In 1952 steunde hij de presidentscampagne van generaal Miguel Henríquez Guzmán, die ook de steun kreeg van Cárdenas. Tegelijkertijd werd hij door de PAOM weer tot kandidaat voor de gouverneursverkiezingen gekozen. Hij ging deze verkiezingen in met een programma voor gemeentelijke autonomie, autonomie voor ejidos en landhervorming, doch verloor de verkiezing wederom aan de PRI-kandidaat. Ook deze verkiezingen gingen gepaard met fraude; het leger bezette de stembureaus en na afloop werden aanhangers van de PAOM vervolgd. Jaramillo zocht wederom zijn toevlucht in de clandestiniteit. In 1956 deed hij een mislukte poging de gouverneur van Zacatecas te ontvoeren.
In 1958 kreeg hij amnestie van president Adolfo López Mateos, die hem aan het hoofd zette van een organisatie voor arbeiders in de suikerindustrie. Hij zette zich in deze functie in voor de rechten van arbeiders, waardoor hij zich de woede van werkgevers en politici op de hals haalde. In deze tijd werd er een mislukte aanslag op zijn leven gepleegd. Een staking van suikerarbeiders die naar aanleiding daarvan georganiseerd werd, werd hardhandig uiteengeslagen.

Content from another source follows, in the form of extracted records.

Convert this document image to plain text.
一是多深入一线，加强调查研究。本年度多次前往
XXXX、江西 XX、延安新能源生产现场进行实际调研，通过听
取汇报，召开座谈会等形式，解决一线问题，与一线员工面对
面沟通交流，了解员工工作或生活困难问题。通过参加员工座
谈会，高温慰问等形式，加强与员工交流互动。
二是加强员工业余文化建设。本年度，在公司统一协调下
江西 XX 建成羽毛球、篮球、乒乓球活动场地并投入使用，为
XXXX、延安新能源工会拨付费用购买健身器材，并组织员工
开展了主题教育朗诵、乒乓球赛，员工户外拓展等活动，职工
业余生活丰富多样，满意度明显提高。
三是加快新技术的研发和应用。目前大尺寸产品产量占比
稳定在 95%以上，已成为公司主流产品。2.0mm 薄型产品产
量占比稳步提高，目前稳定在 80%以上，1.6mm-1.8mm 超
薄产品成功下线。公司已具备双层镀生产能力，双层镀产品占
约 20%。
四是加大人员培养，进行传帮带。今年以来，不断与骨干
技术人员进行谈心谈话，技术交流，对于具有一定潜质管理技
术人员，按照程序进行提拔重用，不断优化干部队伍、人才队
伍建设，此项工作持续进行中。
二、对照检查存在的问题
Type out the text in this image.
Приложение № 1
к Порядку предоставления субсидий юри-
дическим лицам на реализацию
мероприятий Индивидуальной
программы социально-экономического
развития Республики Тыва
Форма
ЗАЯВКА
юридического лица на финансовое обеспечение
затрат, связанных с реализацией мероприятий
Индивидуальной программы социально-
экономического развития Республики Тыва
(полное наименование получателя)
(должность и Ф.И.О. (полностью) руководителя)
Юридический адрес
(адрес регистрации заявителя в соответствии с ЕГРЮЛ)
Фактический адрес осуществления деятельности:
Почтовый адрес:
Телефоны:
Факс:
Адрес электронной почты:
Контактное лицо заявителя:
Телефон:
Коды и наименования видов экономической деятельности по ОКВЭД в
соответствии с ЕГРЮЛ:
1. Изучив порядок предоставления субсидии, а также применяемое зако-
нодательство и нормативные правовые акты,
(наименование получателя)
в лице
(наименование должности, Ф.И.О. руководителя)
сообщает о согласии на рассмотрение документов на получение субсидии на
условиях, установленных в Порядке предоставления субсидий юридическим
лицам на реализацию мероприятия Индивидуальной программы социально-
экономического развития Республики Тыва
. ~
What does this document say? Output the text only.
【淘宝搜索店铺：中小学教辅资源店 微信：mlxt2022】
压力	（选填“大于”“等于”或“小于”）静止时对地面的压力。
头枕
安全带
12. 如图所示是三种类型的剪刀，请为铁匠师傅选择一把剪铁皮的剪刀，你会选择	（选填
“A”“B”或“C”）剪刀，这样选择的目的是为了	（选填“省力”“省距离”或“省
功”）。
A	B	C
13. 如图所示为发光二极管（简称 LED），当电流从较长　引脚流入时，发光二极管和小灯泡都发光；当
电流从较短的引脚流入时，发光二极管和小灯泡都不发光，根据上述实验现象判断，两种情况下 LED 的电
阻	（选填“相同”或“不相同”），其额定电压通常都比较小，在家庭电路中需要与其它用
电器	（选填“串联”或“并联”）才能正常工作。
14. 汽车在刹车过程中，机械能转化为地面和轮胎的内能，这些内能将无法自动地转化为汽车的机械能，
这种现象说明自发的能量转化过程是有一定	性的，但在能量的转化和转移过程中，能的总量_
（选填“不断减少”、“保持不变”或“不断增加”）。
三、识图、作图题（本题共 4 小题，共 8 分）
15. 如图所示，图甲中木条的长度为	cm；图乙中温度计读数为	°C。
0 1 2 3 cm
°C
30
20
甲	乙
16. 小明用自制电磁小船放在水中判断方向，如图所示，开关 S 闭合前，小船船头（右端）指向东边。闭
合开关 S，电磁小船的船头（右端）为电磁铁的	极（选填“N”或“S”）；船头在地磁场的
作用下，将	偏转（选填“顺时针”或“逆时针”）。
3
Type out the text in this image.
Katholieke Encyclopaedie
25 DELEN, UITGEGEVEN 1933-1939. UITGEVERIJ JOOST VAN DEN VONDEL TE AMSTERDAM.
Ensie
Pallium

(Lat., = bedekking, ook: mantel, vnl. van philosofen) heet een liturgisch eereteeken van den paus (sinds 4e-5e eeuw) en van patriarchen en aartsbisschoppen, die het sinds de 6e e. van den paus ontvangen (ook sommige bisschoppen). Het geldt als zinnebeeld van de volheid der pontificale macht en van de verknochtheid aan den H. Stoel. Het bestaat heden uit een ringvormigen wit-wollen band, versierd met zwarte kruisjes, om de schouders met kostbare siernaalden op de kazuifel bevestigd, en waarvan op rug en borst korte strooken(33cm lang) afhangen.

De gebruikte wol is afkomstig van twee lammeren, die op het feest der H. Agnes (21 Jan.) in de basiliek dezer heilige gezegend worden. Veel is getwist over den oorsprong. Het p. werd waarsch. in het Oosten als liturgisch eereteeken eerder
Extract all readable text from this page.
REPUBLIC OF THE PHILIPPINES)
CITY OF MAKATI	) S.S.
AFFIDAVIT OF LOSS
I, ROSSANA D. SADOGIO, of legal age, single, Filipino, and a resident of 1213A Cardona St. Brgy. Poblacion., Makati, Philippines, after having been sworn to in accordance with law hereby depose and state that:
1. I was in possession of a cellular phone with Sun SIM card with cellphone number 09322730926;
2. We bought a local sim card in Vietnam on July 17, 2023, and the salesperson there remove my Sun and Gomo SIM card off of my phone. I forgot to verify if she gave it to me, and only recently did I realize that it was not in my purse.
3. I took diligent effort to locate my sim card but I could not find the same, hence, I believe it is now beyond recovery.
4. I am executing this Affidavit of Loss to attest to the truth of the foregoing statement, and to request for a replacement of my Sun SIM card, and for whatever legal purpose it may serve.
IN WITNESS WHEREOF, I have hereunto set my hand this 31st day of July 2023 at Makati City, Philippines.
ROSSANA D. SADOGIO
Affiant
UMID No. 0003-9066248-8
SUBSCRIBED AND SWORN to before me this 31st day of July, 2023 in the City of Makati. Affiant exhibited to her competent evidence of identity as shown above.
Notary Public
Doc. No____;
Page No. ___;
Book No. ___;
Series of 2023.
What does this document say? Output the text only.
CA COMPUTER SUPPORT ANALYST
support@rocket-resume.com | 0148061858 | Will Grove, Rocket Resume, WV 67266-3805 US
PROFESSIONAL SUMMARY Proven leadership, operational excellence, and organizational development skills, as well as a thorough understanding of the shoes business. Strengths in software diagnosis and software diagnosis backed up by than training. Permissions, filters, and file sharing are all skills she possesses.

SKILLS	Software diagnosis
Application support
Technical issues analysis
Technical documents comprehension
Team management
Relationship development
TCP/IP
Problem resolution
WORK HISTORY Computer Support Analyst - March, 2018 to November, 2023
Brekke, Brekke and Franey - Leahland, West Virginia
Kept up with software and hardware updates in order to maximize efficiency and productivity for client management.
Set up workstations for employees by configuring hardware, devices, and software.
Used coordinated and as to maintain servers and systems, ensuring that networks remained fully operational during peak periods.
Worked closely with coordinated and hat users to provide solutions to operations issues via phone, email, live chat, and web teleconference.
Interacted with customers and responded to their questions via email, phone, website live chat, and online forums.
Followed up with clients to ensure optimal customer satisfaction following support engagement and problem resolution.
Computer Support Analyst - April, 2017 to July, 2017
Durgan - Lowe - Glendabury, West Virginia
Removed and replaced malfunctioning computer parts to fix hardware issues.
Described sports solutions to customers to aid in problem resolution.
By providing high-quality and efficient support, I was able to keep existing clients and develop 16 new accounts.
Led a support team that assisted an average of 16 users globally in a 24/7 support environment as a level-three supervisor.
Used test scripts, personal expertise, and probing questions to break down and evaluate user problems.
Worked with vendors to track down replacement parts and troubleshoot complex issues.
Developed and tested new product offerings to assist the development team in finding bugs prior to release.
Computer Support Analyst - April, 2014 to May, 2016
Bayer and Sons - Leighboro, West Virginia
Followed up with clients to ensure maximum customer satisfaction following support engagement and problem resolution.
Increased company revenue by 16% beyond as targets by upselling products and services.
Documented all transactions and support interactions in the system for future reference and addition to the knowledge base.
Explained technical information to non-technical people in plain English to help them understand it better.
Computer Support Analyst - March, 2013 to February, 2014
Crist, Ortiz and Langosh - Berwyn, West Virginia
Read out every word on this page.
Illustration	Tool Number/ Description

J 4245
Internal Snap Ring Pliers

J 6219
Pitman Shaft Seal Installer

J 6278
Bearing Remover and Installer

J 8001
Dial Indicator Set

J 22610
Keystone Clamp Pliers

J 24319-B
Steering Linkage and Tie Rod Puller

Toen in 1959 de regering een belofte tot landhervorming introk, gingen een aantal boeren uit Morelos over tot landbezettingen. Jaramillo wist hen over te halen hier mee te stoppen en begon onderhandelingen met de regering. Toen deze weigerde concessies toe doen liet Jaramillo alsnog landbezettingen uitvoeren, en richtte hij een socialistisch collectief op. Toen Jaramillo in 1961 naar Mexico-Stad kwam op uitnodiging van López Mateos werd het collectief binnengevallen door veiligheidsdiensten en zijn aanhangers gearresteerd.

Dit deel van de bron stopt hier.